Promossi dall’elvetica Ubs, incontriamo invece l’energia e l’industria mineraria. In questo caso le compagnie europee, tra cui Eni e Total, potrebbero beneficiare del buon andamento del settore a livello globale piuttosto che da una crescita dei consumi petroliferi dell’eurozona. Una scommessa centrata invece su di un singolo Paese, la Gran Bretagna, ancora una volta nel settore del largo consumo e delle bevande, viene da Credit Suisse, i cui analisti, e non sono i soli, puntano sul rafforzamento degli utili delle società locali riconducibile all’indebolimento della sterlina e al conseguente aumento delle vendite estere.
La spiegazione del mistero, visto che lo strategist Adrian Cattley reputa probabile un calo degli utili delle società europee di circa il 10-15% nel prossimo anno, si riassume in una condizione di fondo. «Non ci sarà una rottura dell’euro nel 2012, la recessione non si trasformerà in depressione e assisteremo a un recupero delle società a crescita e dei difensivi di buona qualità», sostiene Cattley. In definitiva dunque le indicazioni generali degli strategist tendono a convergere verso uno scenario grigio, ma non troppo cupo, dove a subire variazioni sono soprattutto le scelte sui singoli titoli piuttosto che sui settori sui quali puntare. I difensivi di qualità che piacciono a Ubs sono Nestlé e Tesco, nella distribuzione alimentare. Citi sceglie invece Imperial Tobacco (ottima prevedibilità della crescita degli utili per azione) e Anheuser Inbev (ha potere di determinazione del prezzo nei mercati principali). Tra i titoli finanziari, evitati come gli appestati del tardo medioevo, si ammette qualche eccezione con le poche società in salute, particolarmente tra gli assicurativi. E così gli americani di Citi salvano la conglomerata Zurich Financial Services (alto dividendo e basso rischio) mentre gli elvetici preferiscono la compagnia di riassicurazione Swiss.

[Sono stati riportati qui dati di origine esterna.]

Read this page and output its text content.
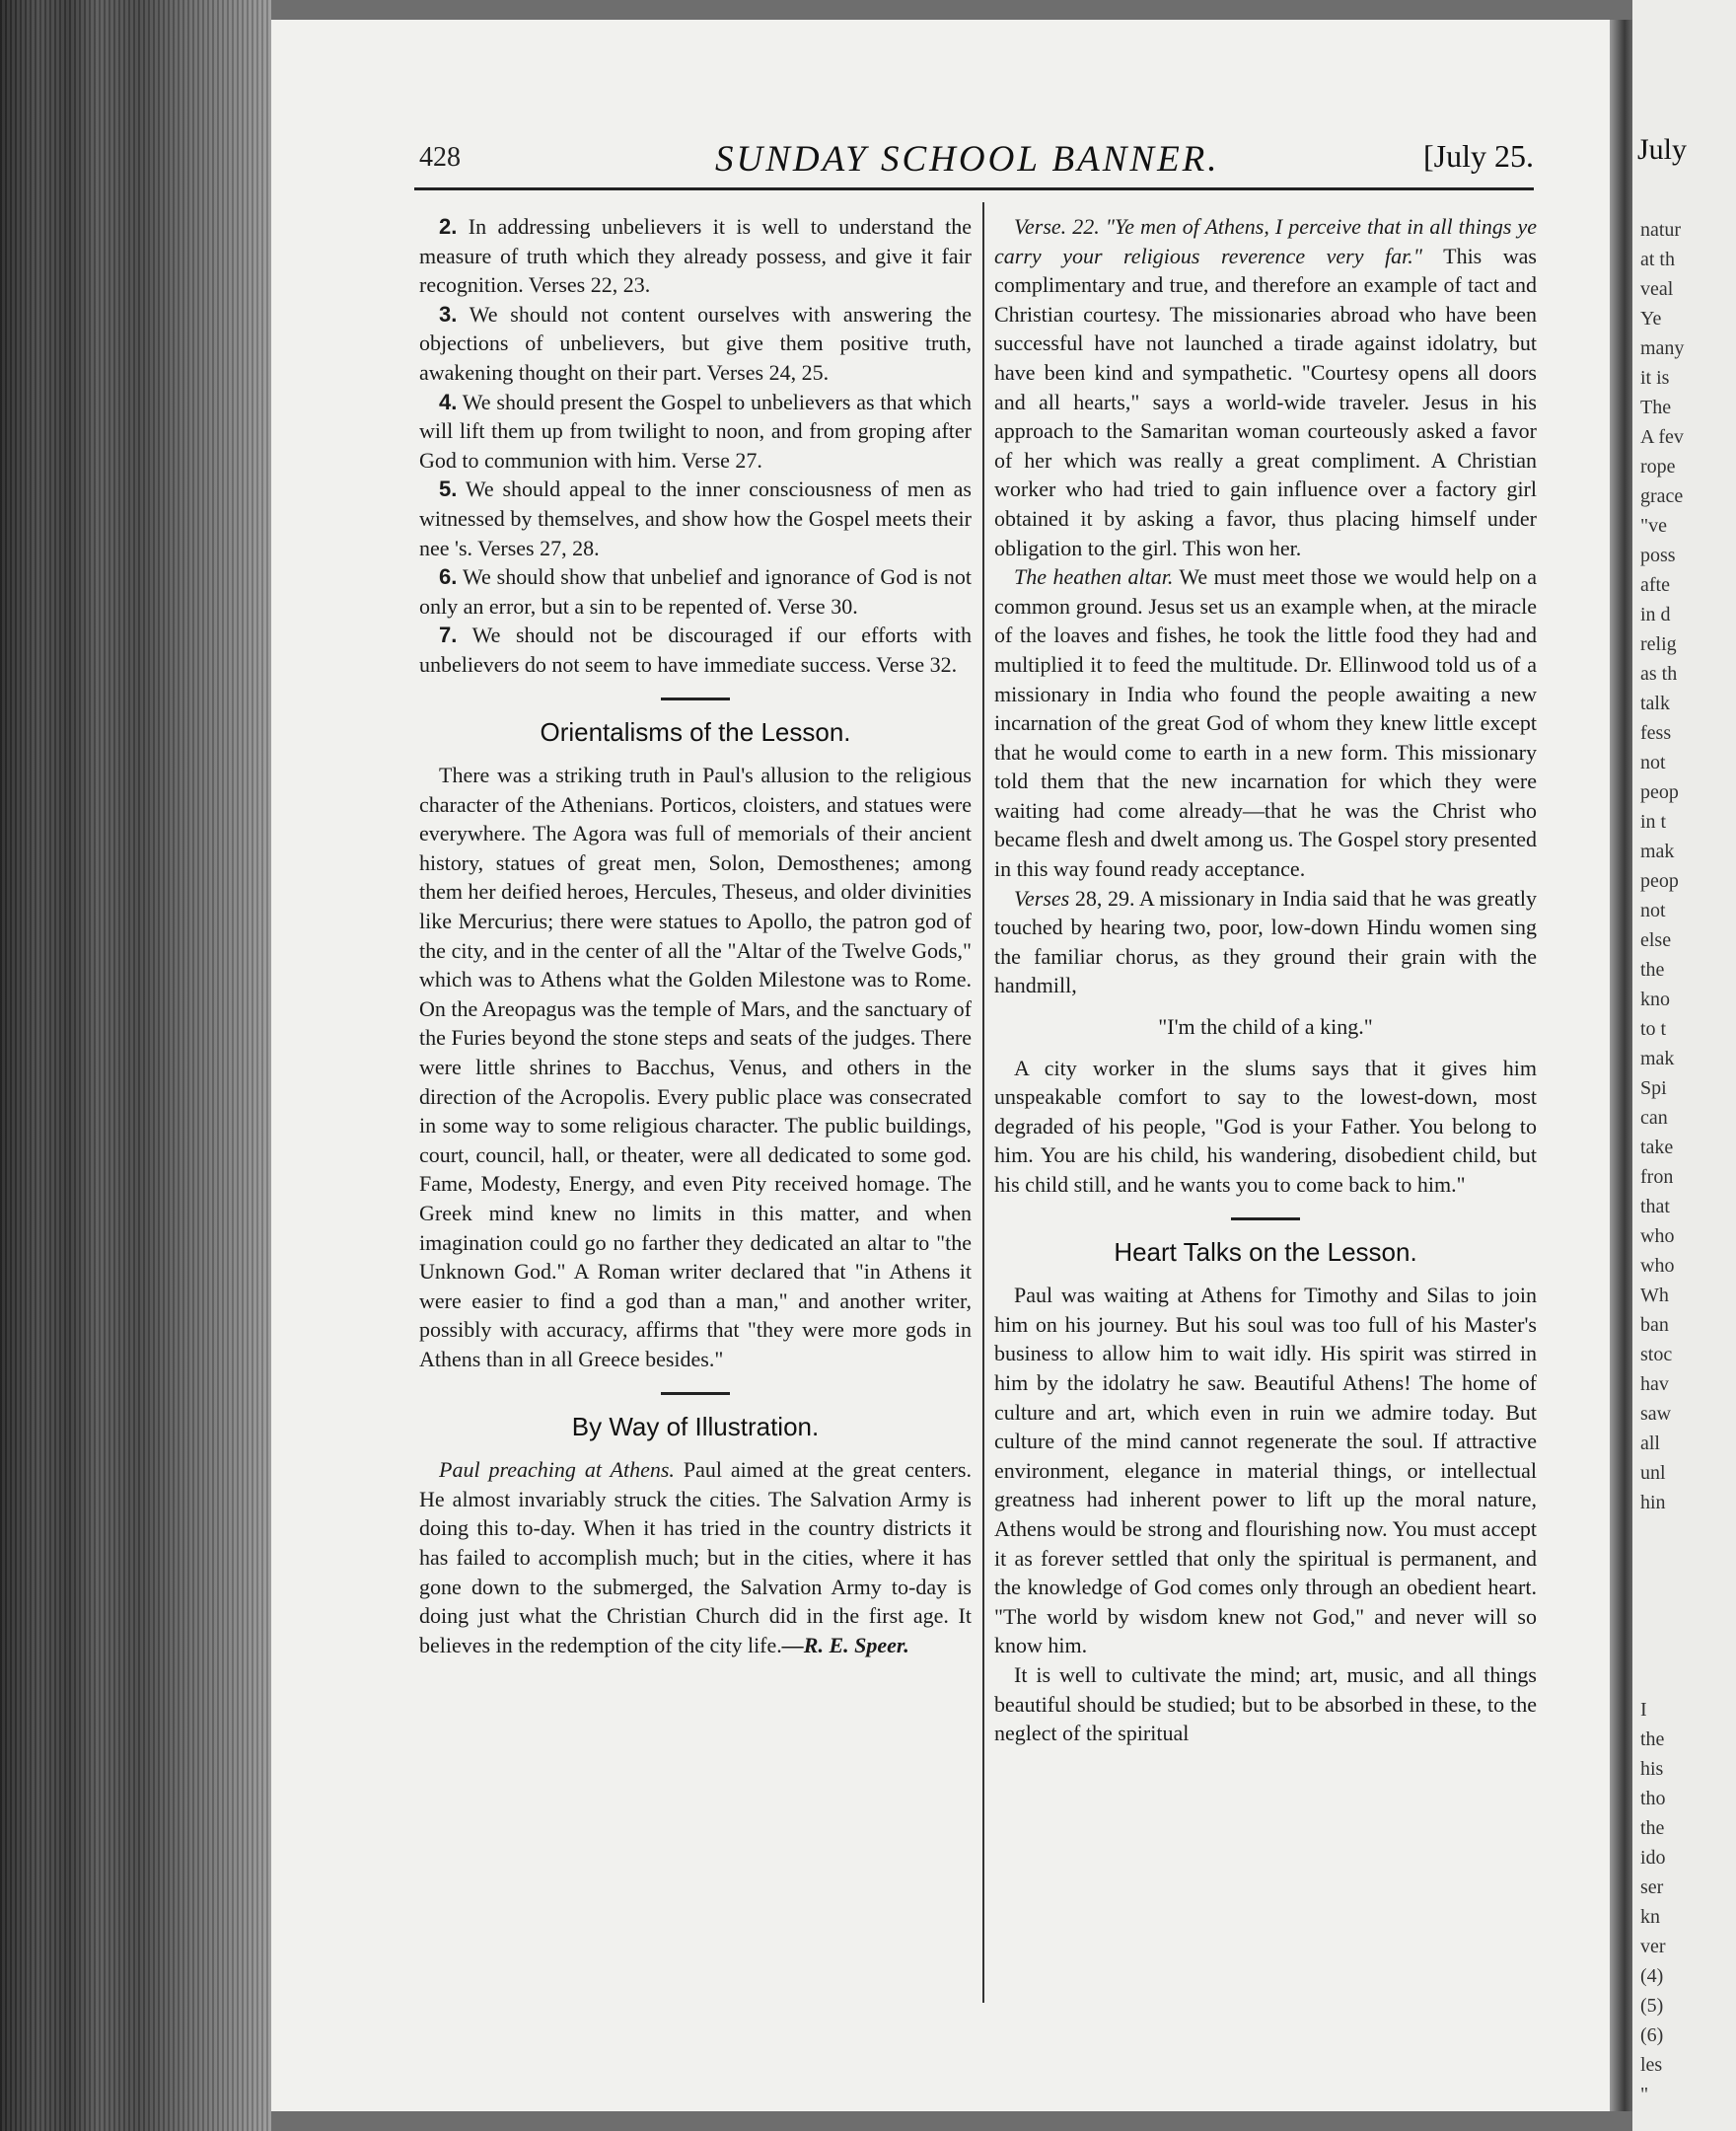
July
natur
at th
veal
Ye
many
it is
The
A fev
rope
grace
"ve
poss
afte
in d
relig
as th
talk
fess
not
peop
in t
mak
peop
not
else
the
kno
to t
mak
Spi
can
take
fron
that
who
who
Wh
ban
stoc
hav
saw
all
unl
hin
I
the
his
tho
the
ido
ser
kn
ver
(4)
(5)
(6)
les
"
428	SUNDAY SCHOOL BANNER.	[July 25.

2. In addressing unbelievers it is well to understand the measure of truth which they already possess, and give it fair recognition. Verses 22, 23.

3. We should not content ourselves with answering the objections of unbelievers, but give them positive truth, awakening thought on their part. Verses 24, 25.

4. We should present the Gospel to unbelievers as that which will lift them up from twilight to noon, and from groping after God to communion with him. Verse 27.

5. We should appeal to the inner consciousness of men as witnessed by themselves, and show how the Gospel meets their nee 's. Verses 27, 28.

6. We should show that unbelief and ignorance of God is not only an error, but a sin to be repented of. Verse 30.

7. We should not be discouraged if our efforts with unbelievers do not seem to have immediate success. Verse 32.

Orientalisms of the Lesson.

There was a striking truth in Paul's allusion to the religious character of the Athenians. Porticos, cloisters, and statues were everywhere. The Agora was full of memorials of their ancient history, statues of great men, Solon, Demosthenes; among them her deified heroes, Hercules, Theseus, and older divinities like Mercurius; there were statues to Apollo, the patron god of the city, and in the center of all the "Altar of the Twelve Gods," which was to Athens what the Golden Milestone was to Rome. On the Areopagus was the temple of Mars, and the sanctuary of the Furies beyond the stone steps and seats of the judges. There were little shrines to Bacchus, Venus, and others in the direction of the Acropolis. Every public place was consecrated in some way to some religious character. The public buildings, court, council, hall, or theater, were all dedicated to some god. Fame, Modesty, Energy, and even Pity received homage. The Greek mind knew no limits in this matter, and when imagination could go no farther they dedicated an altar to "the Unknown God." A Roman writer declared that "in Athens it were easier to find a god than a man," and another writer, possibly with accuracy, affirms that "they were more gods in Athens than in all Greece besides."

By Way of Illustration.

Paul preaching at Athens. Paul aimed at the great centers. He almost invariably struck the cities. The Salvation Army is doing this to-day. When it has tried in the country districts it has failed to accomplish much; but in the cities, where it has gone down to the submerged, the Salvation Army to-day is doing just what the Christian Church did in the first age. It believes in the redemption of the city life.—R. E. Speer.

Verse. 22. "Ye men of Athens, I perceive that in all things ye carry your religious reverence very far." This was complimentary and true, and therefore an example of tact and Christian courtesy. The missionaries abroad who have been successful have not launched a tirade against idolatry, but have been kind and sympathetic. "Courtesy opens all doors and all hearts," says a world-wide traveler. Jesus in his approach to the Samaritan woman courteously asked a favor of her which was really a great compliment. A Christian worker who had tried to gain influence over a factory girl obtained it by asking a favor, thus placing himself under obligation to the girl. This won her.

The heathen altar. We must meet those we would help on a common ground. Jesus set us an example when, at the miracle of the loaves and fishes, he took the little food they had and multiplied it to feed the multitude. Dr. Ellinwood told us of a missionary in India who found the people awaiting a new incarnation of the great God of whom they knew little except that he would come to earth in a new form. This missionary told them that the new incarnation for which they were waiting had come already—that he was the Christ who became flesh and dwelt among us. The Gospel story presented in this way found ready acceptance.

Verses 28, 29. A missionary in India said that he was greatly touched by hearing two, poor, low-down Hindu women sing the familiar chorus, as they ground their grain with the handmill,

"I'm the child of a king."

A city worker in the slums says that it gives him unspeakable comfort to say to the lowest-down, most degraded of his people, "God is your Father. You belong to him. You are his child, his wandering, disobedient child, but his child still, and he wants you to come back to him."

Heart Talks on the Lesson.

Paul was waiting at Athens for Timothy and Silas to join him on his journey. But his soul was too full of his Master's business to allow him to wait idly. His spirit was stirred in him by the idolatry he saw. Beautiful Athens! The home of culture and art, which even in ruin we admire today. But culture of the mind cannot regenerate the soul. If attractive environment, elegance in material things, or intellectual greatness had inherent power to lift up the moral nature, Athens would be strong and flourishing now. You must accept it as forever settled that only the spiritual is permanent, and the knowledge of God comes only through an obedient heart. "The world by wisdom knew not God," and never will so know him.

It is well to cultivate the mind; art, music, and all things beautiful should be studied; but to be absorbed in these, to the neglect of the spiritual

L’accordo di consensus e la media dei pareri riguarda anche i comparti da evitare. I ciclici (con l’eccezione dell’industria mineraria), le auto e gli industriali non dovrebbero godere di buona fortuna nel prossimo 2012. Mentre fra i consumi di alta gamma gli analisti salvano Luxottica (favorita dalla ripresa in Usa) o la francese Lvmh, fortissima sui mercati emergenti.